The aim of the study is to investigate the possible correlation of plasma drug concentrations with Time To Positivity (TTP) in liquid culture in patients with active pulmonary multi sensitive TB in the first two weeks of treatment. Secondary aims are: the correlation between plasma drug concentrations and hepato/neuro toxicity; the impact of different allelic variants on PK data, toxicity and TTP in liquid culture; the feasibility of using dried blood/plasma spots to measure plasma concentrations of anti-TB drugs and determine genetic polymorphisms.

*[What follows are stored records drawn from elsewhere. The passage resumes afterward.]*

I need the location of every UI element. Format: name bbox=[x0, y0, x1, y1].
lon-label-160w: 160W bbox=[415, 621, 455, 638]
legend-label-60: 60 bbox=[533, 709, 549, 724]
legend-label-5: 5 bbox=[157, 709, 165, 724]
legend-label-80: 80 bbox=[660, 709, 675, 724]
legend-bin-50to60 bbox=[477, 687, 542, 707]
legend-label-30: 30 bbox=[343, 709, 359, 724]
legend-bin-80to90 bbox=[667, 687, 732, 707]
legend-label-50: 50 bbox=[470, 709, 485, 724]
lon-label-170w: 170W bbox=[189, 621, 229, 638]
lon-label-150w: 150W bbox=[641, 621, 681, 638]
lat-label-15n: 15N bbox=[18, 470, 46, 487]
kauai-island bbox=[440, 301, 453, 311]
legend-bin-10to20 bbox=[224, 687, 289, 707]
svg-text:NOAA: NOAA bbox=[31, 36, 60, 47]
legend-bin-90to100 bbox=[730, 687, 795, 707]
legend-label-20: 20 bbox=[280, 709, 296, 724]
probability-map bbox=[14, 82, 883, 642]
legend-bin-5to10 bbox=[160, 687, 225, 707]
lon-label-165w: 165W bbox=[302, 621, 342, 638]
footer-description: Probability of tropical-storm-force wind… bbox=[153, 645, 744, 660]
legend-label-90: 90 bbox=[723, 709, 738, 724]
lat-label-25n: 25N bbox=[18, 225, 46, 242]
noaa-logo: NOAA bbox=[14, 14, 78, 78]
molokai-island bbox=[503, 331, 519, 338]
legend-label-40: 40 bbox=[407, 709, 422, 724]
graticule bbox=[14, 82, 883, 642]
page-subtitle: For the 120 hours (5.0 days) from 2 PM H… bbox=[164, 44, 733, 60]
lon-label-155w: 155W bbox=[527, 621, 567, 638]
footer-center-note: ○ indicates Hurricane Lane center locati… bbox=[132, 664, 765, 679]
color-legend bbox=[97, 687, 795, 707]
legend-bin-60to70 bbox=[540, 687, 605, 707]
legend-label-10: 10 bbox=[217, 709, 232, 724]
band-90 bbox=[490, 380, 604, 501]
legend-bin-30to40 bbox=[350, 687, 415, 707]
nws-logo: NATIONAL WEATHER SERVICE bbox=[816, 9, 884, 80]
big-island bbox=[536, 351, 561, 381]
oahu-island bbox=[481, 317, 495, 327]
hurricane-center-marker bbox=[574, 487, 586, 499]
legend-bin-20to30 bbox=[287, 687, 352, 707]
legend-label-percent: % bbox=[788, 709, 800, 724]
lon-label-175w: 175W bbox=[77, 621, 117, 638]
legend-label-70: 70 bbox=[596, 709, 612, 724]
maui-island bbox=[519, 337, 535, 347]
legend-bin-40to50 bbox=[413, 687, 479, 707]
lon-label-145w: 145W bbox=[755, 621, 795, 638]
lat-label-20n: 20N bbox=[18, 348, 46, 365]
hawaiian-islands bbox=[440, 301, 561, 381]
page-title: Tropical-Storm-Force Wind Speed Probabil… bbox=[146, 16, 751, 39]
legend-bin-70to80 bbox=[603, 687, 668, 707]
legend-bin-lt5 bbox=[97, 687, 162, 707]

Title: Evaluation of host biomarker-based point-of-care tests for targeted screening for active TB (Screen TB) Introduction: Tuberculosis (TB) places severe pressure on health care services of the developing world. Despite the introduction of the highly sensitive and specific GeneXpert MTB/RIF (GeneXpert) test [1] with a potential turn-around time of two hours, many people in high TB prevalence areas still do not have access to efficient TB diagnostic services due to logistical constraints in these settings. A cost effective, rapid, point-of-care screening test with high sensitivity would identify people with a high likelihood for active TB and would prioritize them for testing with more expensive, technically or logistically demanding assays including GeneXpert or liquid culture, facilitating cost-effective diagnostic work-up in resource-limited settings. A serum cytokine signature for active TB disease, discovered in the AE-TBC project, with a sensitivity of 89% (CI 78 - 95%) and specificity of 76% (CI 68 - 83%), will be optimised and utilized in a point-of-care format (TransDot) to rapidly test for TB disease in symptomatic people. Hypothesis: The TransDot test will achieve a sensitivity of > 90% for TB disease, in a training set of people suspected of having TB disease, and be validated (achieve similarly high sensitivity) subsequently in a prospective test set of people suspected of having TB disease, when compared to a composite gold standard of sputum culture, smear, GeneXpert, chest X-ray, TB symptoms and TB treatment response. Objectives: The overall objective of the study is to incorporate a six-marker serum signature into a multiplex UCP-LFA format, referred to as TransDot, for finger-prick blood testing. The end point of the study is the accuracy (sensitivity and specificity) of the UCP-LFA TransDot test on finger-prick blood for active TB and will be prospectively compared against gold standard composite diagnostic criteria (GeneXpert, MGIT culture, TB sputum smear, CXR, TB symptom screen and response to TB treatment). Primary: The primary outcome of interest will be accuracy, sensitivity and specificity of the TransDot finger-prick test when compared with the composite gold standard tests.